Once the steaks are done cooking, cover the pan with aluminum foil and allow them to rest for a few minutes before serving them. Once everything is ready, serve up the steaks garnished with additional lemon zest next to a few spears of broccoli and a scoop of potatoes.

Preheat oven to 400F.

Place the potatoes, garlic, onion, rosemary and lemon slices on a baking sheet. Drizzle everything with the olive oil, season with salt and freshly ground black pepper and toss to coat it evenly. Transfer to the oven and roast, tossing occasionally, until tender and crispy golden brown, 50-60 minutes.

While the potatoes are roasting, prepare the blue cheese filling: Combine rosemary, blue cheese and lemon zest in a small mixing bowl. Season the filling with salt and pepper and set aside.

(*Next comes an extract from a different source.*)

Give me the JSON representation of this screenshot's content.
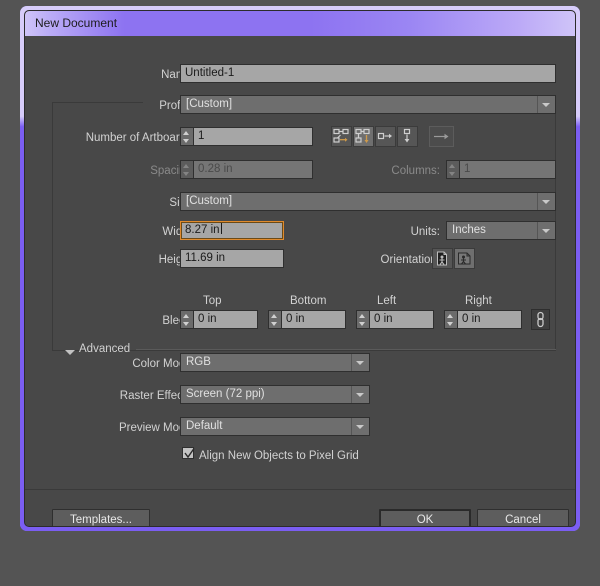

For the steaks, place them wide side down on a table and bracing it with your hand. Using a very sharp knife, cut a slit into the side of each steak, creating a pocket that still leaves the two halves attached. Divide the filling evenly among the four steaks, spreading it evenly inside each pocket and sealing the steak opening closed with a few toothpicks. Drizzle each steak with some olive oil, salt and freshly ground black pepper and toss them lightly to evenly coat them, then set them aside at room temperature until you're ready to cook them off.

After the potatoes have been roasting for 25 minutes, place a large skillet or cast iron pan over medium high heat. When the pan is scorching hot, place each steak into the pan and allow them to sear on both sides, turning only once, until well caramelized, 3-4 minutes per side.

While the steaks are searing on the stovetop, place the broccoli on a baking sheet and coat it in a light drizzle of olive oil. Season it with salt and freshly ground black pepper and reserve.

Once both sides have been seared, transfer the pan with the steaks and baking sheet of broccoli to the oven alongside the potatoes. Roast the broccoli until golden brown and tender, about 10 minutes. Allow the steaks to continue cooking until your desired doneness, about 10 minutes for medium (if your skillet isn't oven safe or you're not comfortable putting your pan into the oven, transfer the steaks to a small baking sheet and place them into the oven on that).